= Robert W. Lewis =

American politician

Robert W. Lewis (born December 15, 1951) is a Republican member of the Vermont House of Representatives, representing Orleans District 1.

==Education==
Lewis attended the State University of New York (SUNY) at Morrisville. He then received his associate degree in Criminal Justice from Ulster County Community College. Lewis is also a graduate of both the Nebraska State Patrol and the Vermont State Police Academies.

==Professional experience==
Robert Lewis served as a law enforcement officer for over 30 years.
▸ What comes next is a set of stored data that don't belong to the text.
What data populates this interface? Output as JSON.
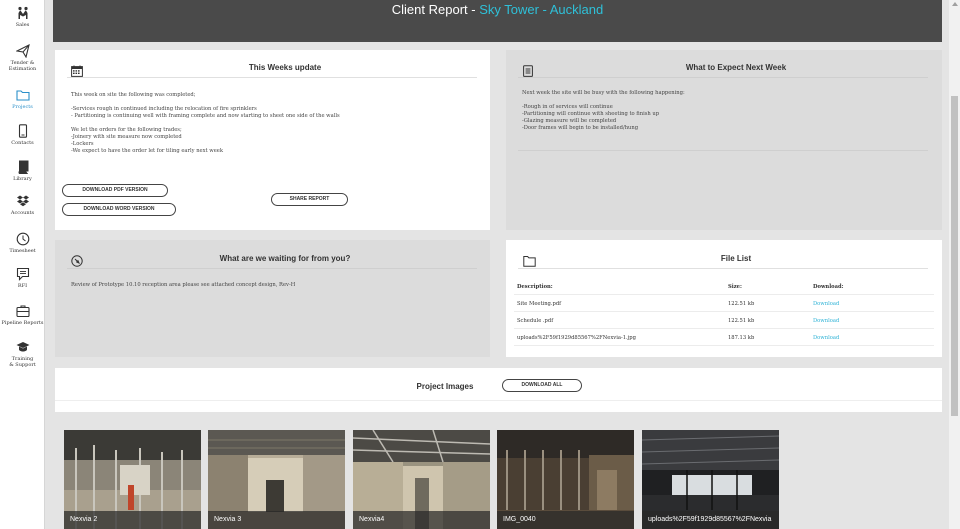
{
  "sidebar": {
    "items": [
      {
        "label": "Sales",
        "icon": "handshake-icon"
      },
      {
        "label": "Tender &\nEstimation",
        "icon": "paper-plane-icon"
      },
      {
        "label": "Projects",
        "icon": "folder-icon"
      },
      {
        "label": "Contacts",
        "icon": "phone-icon"
      },
      {
        "label": "Library",
        "icon": "book-icon"
      },
      {
        "label": "Accounts",
        "icon": "dropbox-icon"
      },
      {
        "label": "Timesheet",
        "icon": "clock-icon"
      },
      {
        "label": "RFI",
        "icon": "message-icon"
      },
      {
        "label": "Pipeline Reports",
        "icon": "briefcase-icon"
      },
      {
        "label": "Training\n& Support",
        "icon": "graduation-cap-icon"
      }
    ],
    "active_index": 2,
    "accent": "#2a8fc9"
  },
  "header": {
    "prefix": "Client Report - ",
    "project": "Sky Tower - Auckland",
    "background": "#4a4a4a",
    "accent": "#2fc0d8"
  },
  "weekly_update": {
    "title": "This Weeks update",
    "icon": "calendar-icon",
    "body": "This week on site the following was completed;\n\n-Services rough in continued including the relocation of fire sprinklers\n- Partitioning is continuing well with framing complete and now starting to sheet one side of the walls\n\nWe let the orders for the following trades;\n-Joinery with site measure now completed\n-Lockers\n-We expect to have the order let for tiling early next week",
    "download_pdf": "DOWNLOAD PDF VERSION",
    "download_word": "DOWNLOAD WORD VERSION",
    "share": "SHARE REPORT"
  },
  "next_week": {
    "title": "What to Expect Next Week",
    "icon": "list-icon",
    "body": "Next week the site will be busy with the following happening:\n\n-Rough in of services will continue\n-Partitioning will continue with sheeting to finish up\n-Glazing measure will be completed\n-Door frames will begin to be installed/hung"
  },
  "waiting": {
    "title": "What are we waiting for from you?",
    "icon": "compass-icon",
    "body": "Review of Prototype 10.10 reception area please see attached concept design, Rev-H"
  },
  "file_list": {
    "title": "File List",
    "icon": "folder-icon",
    "headers": {
      "description": "Description:",
      "size": "Size:",
      "download": "Download:"
    },
    "rows": [
      {
        "description": "Site Meeting.pdf",
        "size": "122.51 kb",
        "download": "Download"
      },
      {
        "description": "Schedule .pdf",
        "size": "122.51 kb",
        "download": "Download"
      },
      {
        "description": "uploads%2F59f1929d85567%2FNexvia-1.jpg",
        "size": "187.13 kb",
        "download": "Download"
      }
    ],
    "link_color": "#2fb3d6"
  },
  "project_images": {
    "title": "Project Images",
    "download_all": "DOWNLOAD ALL",
    "images": [
      {
        "caption": "Nexvia 2"
      },
      {
        "caption": "Nexvia 3"
      },
      {
        "caption": "Nexvia4"
      },
      {
        "caption": "IMG_0040"
      },
      {
        "caption": "uploads%2F59f1929d85567%2FNexvia"
      }
    ]
  }
}
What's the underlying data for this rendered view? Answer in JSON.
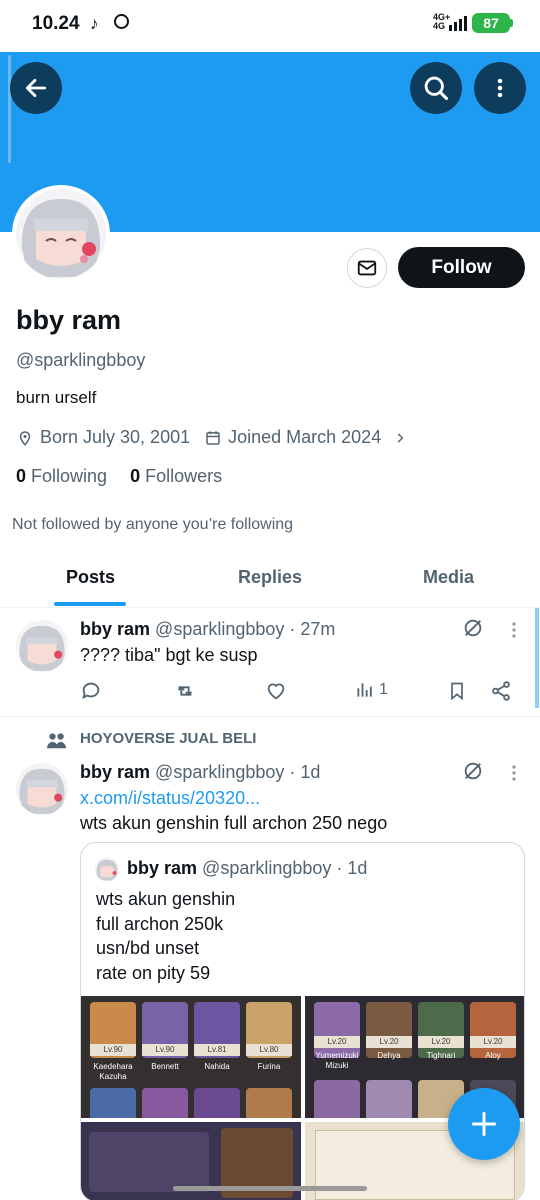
{
  "status_bar": {
    "time": "10.24",
    "network": "4G+",
    "network_sub": "4G",
    "battery": "87"
  },
  "profile": {
    "name": "bby ram",
    "handle": "@sparklingbboy",
    "bio": "burn urself",
    "born": "Born July 30, 2001",
    "joined": "Joined March 2024",
    "following_count": "0",
    "following_label": "Following",
    "followers_count": "0",
    "followers_label": "Followers",
    "not_followed": "Not followed by anyone you’re following",
    "follow_button": "Follow"
  },
  "tabs": [
    {
      "label": "Posts",
      "active": true
    },
    {
      "label": "Replies",
      "active": false
    },
    {
      "label": "Media",
      "active": false
    }
  ],
  "posts": [
    {
      "name": "bby ram",
      "meta": "@sparklingbboy · 27m",
      "text": "???? tiba\" bgt ke susp",
      "views": "1"
    },
    {
      "community": "HOYOVERSE JUAL BELI",
      "name": "bby ram",
      "meta": "@sparklingbboy · 1d",
      "link": "x.com/i/status/20320...",
      "text": "wts akun genshin full archon 250 nego",
      "quote": {
        "name": "bby ram",
        "meta": "@sparklingbboy · 1d",
        "lines": [
          "wts akun genshin",
          "full archon 250k",
          "usn/bd unset",
          "rate on pity 59"
        ]
      }
    }
  ],
  "media": {
    "left_chars": [
      {
        "lv": "Lv.90",
        "name": "Kaedehara Kazuha"
      },
      {
        "lv": "Lv.90",
        "name": "Bennett"
      },
      {
        "lv": "Lv.81",
        "name": "Nahida"
      },
      {
        "lv": "Lv.80",
        "name": "Furina"
      }
    ],
    "right_chars": [
      {
        "lv": "Lv.20",
        "name": "Yumemizuki Mizuki"
      },
      {
        "lv": "Lv.20",
        "name": "Dehya"
      },
      {
        "lv": "Lv.20",
        "name": "Tighnari"
      },
      {
        "lv": "Lv.20",
        "name": "Aloy"
      }
    ],
    "colors": {
      "accent": "#1d9bf0",
      "dark": "#0f1419",
      "muted": "#536471"
    }
  }
}
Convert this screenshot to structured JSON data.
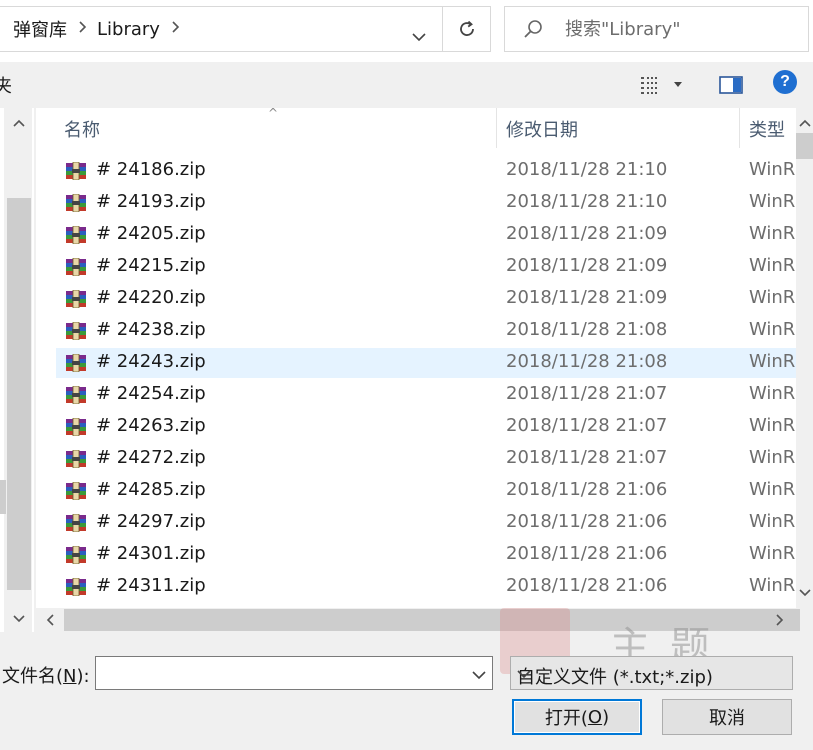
{
  "window": {
    "breadcrumb": [
      "弹窗库",
      "Library"
    ],
    "search": {
      "placeholder": "搜索\"Library\""
    }
  },
  "toolbar": {
    "left_text": "夹",
    "help_label": "?"
  },
  "list": {
    "columns": [
      "名称",
      "修改日期",
      "类型"
    ],
    "rows": [
      {
        "name": "# 24186.zip",
        "date": "2018/11/28 21:10",
        "type": "WinR"
      },
      {
        "name": "# 24193.zip",
        "date": "2018/11/28 21:10",
        "type": "WinR"
      },
      {
        "name": "# 24205.zip",
        "date": "2018/11/28 21:09",
        "type": "WinR"
      },
      {
        "name": "# 24215.zip",
        "date": "2018/11/28 21:09",
        "type": "WinR"
      },
      {
        "name": "# 24220.zip",
        "date": "2018/11/28 21:09",
        "type": "WinR"
      },
      {
        "name": "# 24238.zip",
        "date": "2018/11/28 21:08",
        "type": "WinR"
      },
      {
        "name": "# 24243.zip",
        "date": "2018/11/28 21:08",
        "type": "WinR",
        "selected": true
      },
      {
        "name": "# 24254.zip",
        "date": "2018/11/28 21:07",
        "type": "WinR"
      },
      {
        "name": "# 24263.zip",
        "date": "2018/11/28 21:07",
        "type": "WinR"
      },
      {
        "name": "# 24272.zip",
        "date": "2018/11/28 21:07",
        "type": "WinR"
      },
      {
        "name": "# 24285.zip",
        "date": "2018/11/28 21:06",
        "type": "WinR"
      },
      {
        "name": "# 24297.zip",
        "date": "2018/11/28 21:06",
        "type": "WinR"
      },
      {
        "name": "# 24301.zip",
        "date": "2018/11/28 21:06",
        "type": "WinR"
      },
      {
        "name": "# 24311.zip",
        "date": "2018/11/28 21:06",
        "type": "WinR"
      }
    ]
  },
  "form": {
    "filename_label_pre": "文件名(",
    "filename_label_key": "N",
    "filename_label_post": "):",
    "filename_value": "",
    "filetype_selected": "自定义文件 (*.txt;*.zip)",
    "open_pre": "打开(",
    "open_key": "O",
    "open_post": ")",
    "cancel_label": "取消"
  },
  "watermark": {
    "text": "主题"
  },
  "icons": {
    "file_icon": "winrar-archive-icon",
    "refresh": "refresh-icon",
    "search": "search-icon",
    "dropdown": "chevron-down-icon",
    "breadcrumb_sep": "chevron-right-icon",
    "view": "details-view-icon",
    "pane": "preview-pane-icon",
    "help": "help-icon"
  }
}
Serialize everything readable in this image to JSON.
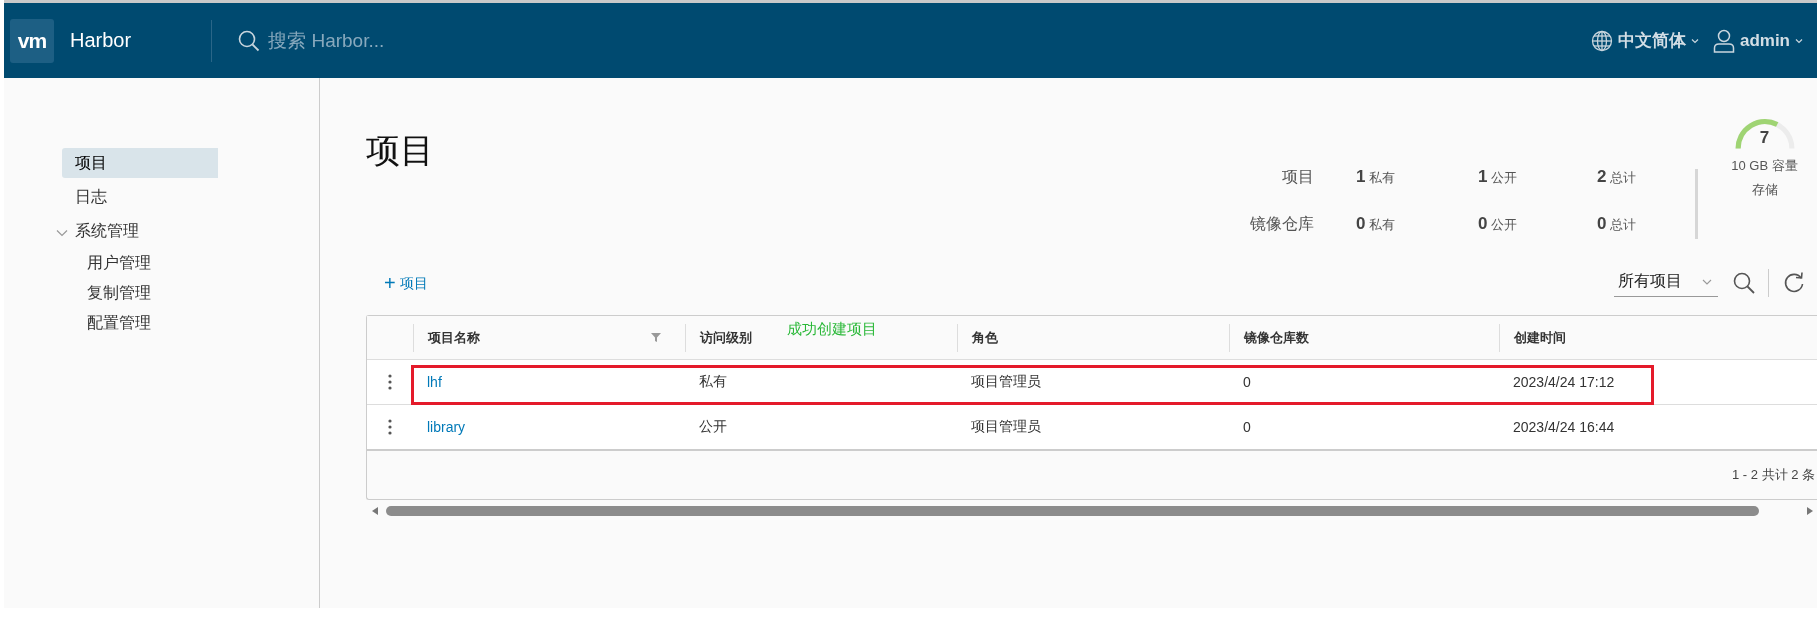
{
  "header": {
    "logo": "vm",
    "title": "Harbor",
    "search": {
      "placeholder": "搜索 Harbor..."
    },
    "language": "中文简体",
    "user": "admin"
  },
  "sidebar": {
    "items": [
      {
        "label": "项目",
        "selected": true
      },
      {
        "label": "日志",
        "selected": false
      },
      {
        "label": "系统管理",
        "selected": false,
        "expanded": true,
        "children": [
          {
            "label": "用户管理",
            "selected": false
          },
          {
            "label": "复制管理",
            "selected": false
          },
          {
            "label": "配置管理",
            "selected": false
          }
        ]
      }
    ]
  },
  "page_title": "项目",
  "summary": {
    "rows": [
      {
        "label": "项目",
        "stats": [
          {
            "value": "1",
            "unit": "私有"
          },
          {
            "value": "1",
            "unit": "公开"
          },
          {
            "value": "2",
            "unit": "总计"
          }
        ]
      },
      {
        "label": "镜像仓库",
        "stats": [
          {
            "value": "0",
            "unit": "私有"
          },
          {
            "value": "0",
            "unit": "公开"
          },
          {
            "value": "0",
            "unit": "总计"
          }
        ]
      }
    ],
    "storage": {
      "value": "7",
      "level": 0.65,
      "capacity": "10 GB 容量",
      "label": "存储"
    }
  },
  "new_project_button": {
    "icon": "+",
    "label": "项目"
  },
  "filter": {
    "value": "所有项目"
  },
  "table": {
    "columns": [
      {
        "label": "项目名称",
        "filter": true
      },
      {
        "label": "访问级别",
        "filter": false
      },
      {
        "label": "角色",
        "filter": false
      },
      {
        "label": "镜像仓库数",
        "filter": false
      },
      {
        "label": "创建时间",
        "filter": false
      }
    ],
    "rows": [
      {
        "name": "lhf",
        "access": "私有",
        "role": "项目管理员",
        "repo_count": "0",
        "created": "2023/4/24 17:12",
        "highlighted": true
      },
      {
        "name": "library",
        "access": "公开",
        "role": "项目管理员",
        "repo_count": "0",
        "created": "2023/4/24 16:44",
        "highlighted": false
      }
    ],
    "footer": "1 - 2 共计 2 条"
  },
  "annotation": {
    "text": "成功创建项目"
  }
}
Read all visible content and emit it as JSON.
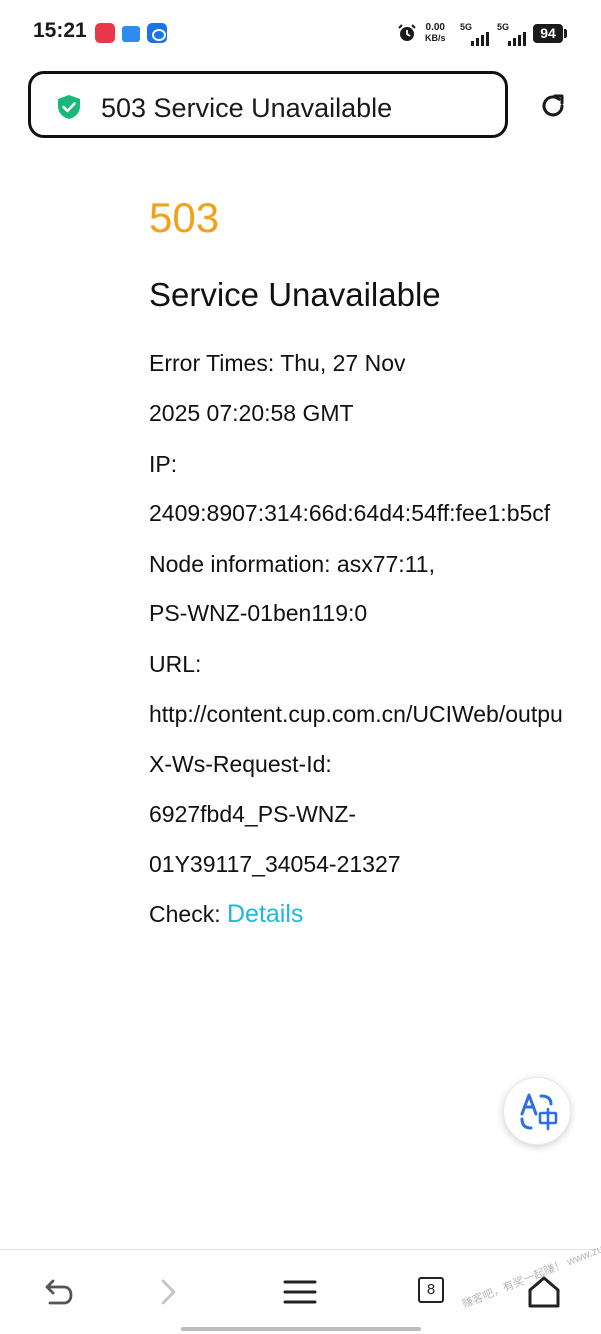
{
  "status_bar": {
    "time": "15:21",
    "net_speed_value": "0.00",
    "net_speed_unit": "KB/s",
    "signal1_label": "5G",
    "signal2_label": "5G",
    "battery": "94"
  },
  "address_bar": {
    "page_title": "503 Service Unavailable"
  },
  "error_page": {
    "code": "503",
    "title": "Service Unavailable",
    "lines": [
      "Error Times: Thu, 27 Nov",
      "2025 07:20:58 GMT",
      "IP:",
      "2409:8907:314:66d:64d4:54ff:fee1:b5cf",
      "Node information: asx77:11,",
      "PS-WNZ-01ben119:0",
      "URL:",
      "http://content.cup.com.cn/UCIWeb/outpu",
      "X-Ws-Request-Id:",
      "6927fbd4_PS-WNZ-",
      "01Y39117_34054-21327"
    ],
    "check_label": "Check:",
    "details_link": "Details"
  },
  "bottom_nav": {
    "tab_count": "8",
    "watermark": "赚客吧，有奖一起赚！ www.zuanke8.com"
  },
  "colors": {
    "error_code": "#f2a11d",
    "link": "#1cb8e0",
    "shield": "#19b77a",
    "translate_icon": "#2f6fe4"
  }
}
Lewis began his career with the New York State Department of Corrections in 1973. Lewis then served as a trooper for the Nebraska State Patrol from 1977 to 1984. Lewis then served as a trooper for the Vermont State Police from 1984 to 1989. From 1989 to 2007, Lewis served as a game warden for the State of Vermont.

==Political experience==
Lewis was appointed to the Vermont House of Representatives by Governor Jim Douglas in the winter of 2007. He was then elected to the House of Representatives in November, 2008. He has served in that position since, representing the Orleans District 1.

==Committee membership==
Lewis serves on the Fish, Wildlife and Water Resources Committee, Vermont House of Representatives.

==Personal==
Lewis is married and has two children.